Santiago Pelegrina; Agnese Capodieci; Barbara Carretti; Cesare Cornoldi

It has been argued that children with learning disabilities (LD) encounter severe problems in working memory (WM) tasks, especially when they need to update information stored in their WM. It is not clear, however, to what extent this is due to a generally poor updating ability or to a difficulty specific to the domain to be processed. To examine this issue, two groups of children with arithmetic or reading comprehension LD and a group of typically developing children (9 to 10 years old) were assessed using two updating tasks requiring to select the smallest numbers or objects presented. The results showed that children with an arithmetic disability failed in a number updating task, but not in the object updating task. The opposite was true for the group with poor reading comprehension, whose performance was worse in the object than in the number updating task. It may be concluded that the problem of WM updating in children with LD is also due to a poor representation of the material to be updated. In addition, our findings suggest that the mental representation of the size of objects relates to the semantic representation of the objects’ properties and differs from the quantitative representation of numbers.


Memory & Cognition | 2011

The distance effect in numerical memory-updating tasks

Cristina Lendínez; Santiago Pelegrina; Teresa Lechuga

Two experiments examined the role of numerical distance in updating numerical information in working memory. In the first experiment, participants had to memorize a new number only when it was smaller than a previously memorized number. In the second experiment, updating was based on an external signal, which removed the need to perform any numerical comparison. In both experiments, distance between the memorized number and the new one was manipulated. The results showed that smaller distances between the new and the old information led to shorter updating times. This graded facilitation suggests that the process by which information is substituted in the focus of attention involves maintaining the shared features between the new and the old number activated and selecting other new features to be activated. Thus, the updating cost may be related to amount of new features to be activated in the focus of attention.

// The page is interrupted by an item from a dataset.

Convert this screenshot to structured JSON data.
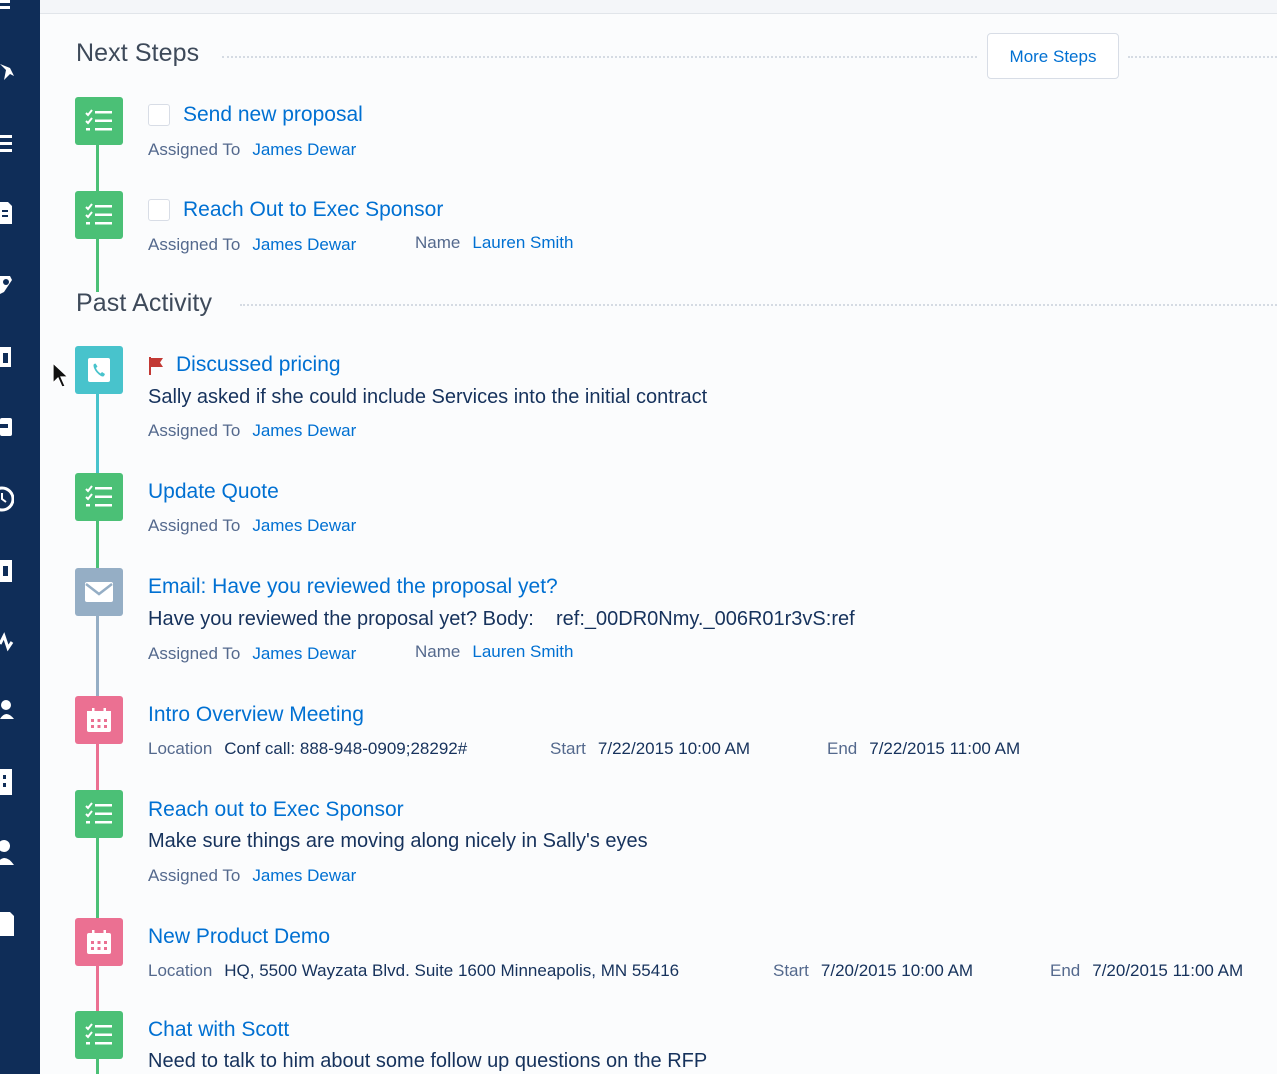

Journal of Research in Reading | 1999

The Sources of Error in Spanish Writing (Research Note)

Fernando Justicia Justicia; Sylvia Defior; Santiago Pelegrina; Francisco Martos

The main aim of this study was to determine the pattern of errors in Spanish spelling. Specifically, we were interested in discovering if all Spanish words have similar levels of spelling difficulty or whether there are types of words that cause a high percentage of spelling errors. 972 children aged between 8 to 10 years were requested to write a short spontaneous story. Our objective was to analyse and to propose a classification system for the errors made by children in the initial stages of the acquisition of spelling skills. The results indicate (a) that the diverse forms of only 20 Spanish words produce 36 per cent of the spelling errors in Spanish, and (b) that substitution is the most frequent type of error (68 per cent of total errors), which occurs as a consequence of an inadequate knowledge of the rules of phoneme-grapheme correspondence. These findings have relevance for the teaching of writing in Spanish.